Over at The Immanent Frame (excerpt can be found here):
EM: Over the last couple of years you have been working on the question of religion from a series of perspectives: philosophical, political, sociological, moral, and cognitive. In your Yale lectures from the fall of 2008, you approached the challenge of the vitality and renewal of religion in world society in terms of the need to rethink the link between social theory and secularization theory. In those lectures, you suggest that we need to uncouple modernization theory from secularization theory. Does this mean that you are taking distance from the dominant trends in social theory in the West, which began with Pareto, continued through Durkheim, and reached their apogee in Weber, and thus also from its explicit and avowed Eurocentrism?

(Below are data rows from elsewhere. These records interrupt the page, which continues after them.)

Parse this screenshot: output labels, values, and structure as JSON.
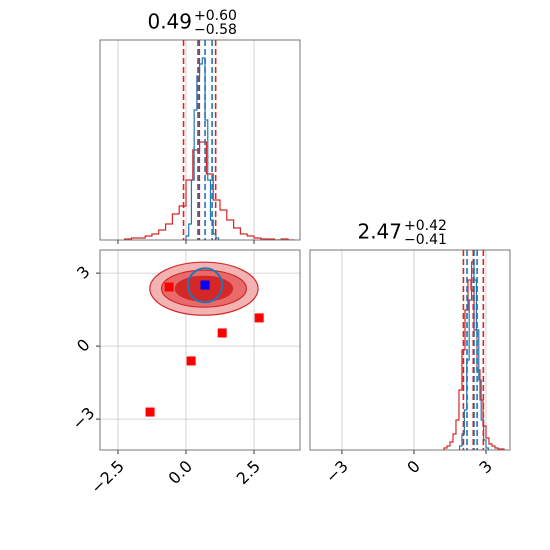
{
  "chart_data": [
    {
      "type": "histogram",
      "title": 0.49,
      "upper": {
        "value": 0.6,
        "label": "+0.60"
      },
      "lower": {
        "value": 0.58,
        "label": "−0.58"
      },
      "title_color": "#d62728",
      "xlim": [
        -3.16,
        4.19
      ],
      "ylim": [
        0,
        1
      ],
      "xticks": [
        {
          "value": -2.5,
          "label": "−2.5"
        },
        {
          "value": 0,
          "label": "0.0"
        },
        {
          "value": 2.5,
          "label": "2.5"
        }
      ],
      "grid": true,
      "series": [
        {
          "color": "#d62728",
          "bins": [
            -2.25,
            -2.0,
            -1.75,
            -1.5,
            -1.25,
            -1.0,
            -0.75,
            -0.5,
            -0.25,
            0,
            0.25,
            0.5,
            0.75,
            1.0,
            1.25,
            1.5,
            1.75,
            2.0,
            2.25,
            2.5,
            2.75,
            3.0,
            3.25,
            3.5,
            3.75,
            4.0
          ],
          "values": [
            0.005,
            0.01,
            0.01,
            0.02,
            0.03,
            0.05,
            0.08,
            0.13,
            0.17,
            0.3,
            0.45,
            0.49,
            0.33,
            0.2,
            0.15,
            0.1,
            0.06,
            0.03,
            0.02,
            0.01,
            0.005,
            0.005,
            0,
            0.005,
            0
          ]
        },
        {
          "color": "#1f77b4",
          "bins": [
            0.0,
            0.1,
            0.2,
            0.3,
            0.4,
            0.5,
            0.6,
            0.7,
            0.8,
            0.9,
            1.0,
            1.1,
            1.2
          ],
          "values": [
            0.02,
            0.08,
            0.3,
            0.65,
            0.82,
            0.88,
            0.91,
            0.6,
            0.3,
            0.1,
            0.03,
            0.01
          ],
          "quantiles": [
            0.44,
            0.7,
            0.96
          ]
        }
      ]
    },
    {
      "type": "contour",
      "xlim": [
        -3.16,
        4.19
      ],
      "ylim": [
        -4.27,
        3.95
      ],
      "xticks": [
        {
          "value": -2.5,
          "label": "−2.5"
        },
        {
          "value": 0,
          "label": "0.0"
        },
        {
          "value": 2.5,
          "label": "2.5"
        }
      ],
      "yticks": [
        {
          "value": -3,
          "label": "−3"
        },
        0,
        3
      ],
      "grid": true,
      "contours": [
        {
          "color": "#f4b3b3",
          "stroke": "#d62728",
          "cx": 0.66,
          "cy": 2.36,
          "rx": 1.99,
          "ry": 1.09
        },
        {
          "color": "#e86a6a",
          "stroke": "#d62728",
          "cx": 0.66,
          "cy": 2.36,
          "rx": 1.56,
          "ry": 0.76
        },
        {
          "color": "#d62728",
          "stroke": "#d62728",
          "cx": 0.66,
          "cy": 2.36,
          "rx": 1.05,
          "ry": 0.51
        },
        {
          "color": "none",
          "stroke": "#1f77b4",
          "cx": 0.7,
          "cy": 2.5,
          "rx": 0.63,
          "ry": 0.7
        }
      ],
      "points": [
        {
          "color": "#ff0000",
          "x": [
            -0.62,
            0.19,
            1.33,
            2.69,
            -1.32
          ],
          "y": [
            2.43,
            -0.61,
            0.54,
            1.16,
            -2.71
          ]
        },
        {
          "color": "#0000ff",
          "x": [
            0.7
          ],
          "y": [
            2.51
          ]
        }
      ]
    },
    {
      "type": "histogram",
      "title": 2.47,
      "upper": {
        "value": 0.42,
        "label": "+0.42"
      },
      "lower": {
        "value": 0.41,
        "label": "−0.41"
      },
      "title_color": "#d62728",
      "xlim": [
        -4.33,
        4.0
      ],
      "ylim": [
        0,
        1
      ],
      "xticks": [
        {
          "value": -3,
          "label": "−3"
        },
        0,
        3
      ],
      "grid": true,
      "series": [
        {
          "color": "#d62728",
          "bins": [
            1.25,
            1.375,
            1.5,
            1.625,
            1.75,
            1.875,
            2.0,
            2.125,
            2.25,
            2.375,
            2.5,
            2.625,
            2.75,
            2.875,
            3.0,
            3.125,
            3.25,
            3.375,
            3.5,
            3.625,
            3.75
          ],
          "values": [
            0.01,
            0.02,
            0.04,
            0.08,
            0.15,
            0.3,
            0.5,
            0.7,
            0.85,
            0.8,
            0.6,
            0.4,
            0.25,
            0.12,
            0.06,
            0.03,
            0.02,
            0.01,
            0.005,
            0.005
          ]
        },
        {
          "color": "#1f77b4",
          "bins": [
            1.9,
            2.0,
            2.1,
            2.2,
            2.3,
            2.4,
            2.5,
            2.6,
            2.7,
            2.8,
            2.9,
            3.0,
            3.1
          ],
          "values": [
            0.02,
            0.08,
            0.2,
            0.45,
            0.75,
            0.94,
            0.85,
            0.6,
            0.35,
            0.15,
            0.05,
            0.01
          ],
          "quantiles": [
            2.21,
            2.5,
            2.63
          ]
        }
      ]
    }
  ]
}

JH: We should not throw out the baby with the bathwater. The debate over the sociological thesis of secularization has led to a revision above all in respect to prognostic statements. On the one hand, the system of religion has become more differentiated and has limited itself to pastoral care, that is, it has largely lost other functions. On the other hand, there is no global connection between societal modernization and religion’s increasing loss of significance, a connection that would be so close that we could count on the disappearance of religion. In the still undecided dispute as to whether the religious USA or the largely secularized Western Europe is the exception to a general developmental trend, José Casanova for example has developed interesting new hypotheses. In any case, globally we have to count on the continuing vitality of world religions.
In view of the consequences of which you speak, I consider the program of the group around Shmuel Eisenstadt and its comparative research on civilizations promising and informative. In the emerging world society, and concerning the social infrastructure, there are, as it were, by now only modern societies, but these appear in the form of multiple modernities because the great world religions have had a great culture-forming power over the centuries, and they have not yet entirely lost this power. As in the West, these “strong” traditions paved the way in East Asia, in the Middle East, and even in Africa for the development of cultural structures that confront each other today—for example, in the dispute over the right interpretation of human rights. Our Western self-understanding of modernity emerged from the confrontation with our own traditions. The same dialectic between tradition and modernity repeats itself today in other parts of the world.